Eric Adams’ Community Op-Ed: A Historic Shift in How We Teach Our Children To Read
New York City has the largest public school system in the nation, and we are proud of our dedicated teachers and administrators who do so much to educate our talented students from so many different backgrounds and countries. We want to set up our students for success, and teaching them to read confidently is crucial to our efforts.
That is why we are making a historic shift in our curriculum, and launching NYC Reads, a program based on proven science-of-reading techniques. We will teach our students skills that they can fall back on to decode words when the level becomes difficult, and we will train our teachers so they can provide instruction effectively.
When our young people don’t learn to read properly they are more likely to struggle, and they can fall into a cycle of poverty and even incarceration. A staggering 40% of our jail population cannot read properly, and 80% don’t have a high school diploma or equivalency diploma.

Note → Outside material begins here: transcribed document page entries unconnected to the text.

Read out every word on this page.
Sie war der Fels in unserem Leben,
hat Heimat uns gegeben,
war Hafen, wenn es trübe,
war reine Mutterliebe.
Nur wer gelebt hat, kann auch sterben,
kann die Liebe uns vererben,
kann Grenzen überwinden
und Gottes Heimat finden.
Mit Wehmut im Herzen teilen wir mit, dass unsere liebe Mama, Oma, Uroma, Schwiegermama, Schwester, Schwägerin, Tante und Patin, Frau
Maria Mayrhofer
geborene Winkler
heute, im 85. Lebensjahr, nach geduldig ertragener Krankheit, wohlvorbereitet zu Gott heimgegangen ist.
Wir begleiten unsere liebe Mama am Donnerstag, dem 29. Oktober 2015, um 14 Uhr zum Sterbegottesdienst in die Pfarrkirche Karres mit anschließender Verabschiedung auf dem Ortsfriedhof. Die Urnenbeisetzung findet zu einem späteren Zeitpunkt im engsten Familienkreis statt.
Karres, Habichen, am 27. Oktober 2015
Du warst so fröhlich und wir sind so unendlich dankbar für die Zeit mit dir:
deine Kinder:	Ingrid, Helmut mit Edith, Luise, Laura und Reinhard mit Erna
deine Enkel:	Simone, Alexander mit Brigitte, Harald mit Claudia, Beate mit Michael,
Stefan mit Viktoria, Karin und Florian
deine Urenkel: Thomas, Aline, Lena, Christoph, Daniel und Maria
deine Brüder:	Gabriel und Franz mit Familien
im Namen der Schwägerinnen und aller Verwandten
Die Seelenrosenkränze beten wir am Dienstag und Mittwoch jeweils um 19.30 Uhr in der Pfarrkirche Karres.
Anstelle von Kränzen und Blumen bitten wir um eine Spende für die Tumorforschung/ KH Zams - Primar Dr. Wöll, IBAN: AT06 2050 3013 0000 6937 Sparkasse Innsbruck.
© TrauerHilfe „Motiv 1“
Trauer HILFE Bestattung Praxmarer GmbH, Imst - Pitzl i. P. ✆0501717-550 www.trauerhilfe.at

The inability to read is not our students’ fault nor our teachers’ fault. It doesn’t mean that a teacher isn’t doing her job well or that a child is lazy or lacking in ability. We have been using the wrong methods to teach our children, and now we are shifting course so we can give our young people a chance at a better future.
NYC Reads is personal for me. Even now, when I enter a classroom as mayor, I’m reminded of my life as a child walking into class, hoping and praying that the teacher didn’t call on me to read. I had dyslexia but it wasn’t diagnosed—and every day I was laughed at and humiliated. I was told that I was dumb. Now, in addition to making sure that all our students are screened for dyslexia, we will be teaching them reading and mathematics through a proven, scientific, and methodical approach—so that they don’t have to suffer the way I did.
As we switch to NYC Reads, we are asking our parents and community leaders to step up as well. Attend an Open House at your child’s school, where you can learn about NYC Reads and ask questions. Ask your children or the children in your care what they are reading about. Can they tell you about the stories they are reading? And if possible, spend some time reading with them, or let your children see you reading as well!
A child’s best day should not be the day their teacher doesn’t call on them. Their best day should be when their teacher does call on them, and they can stand up and read. NYC Reads will make that possible.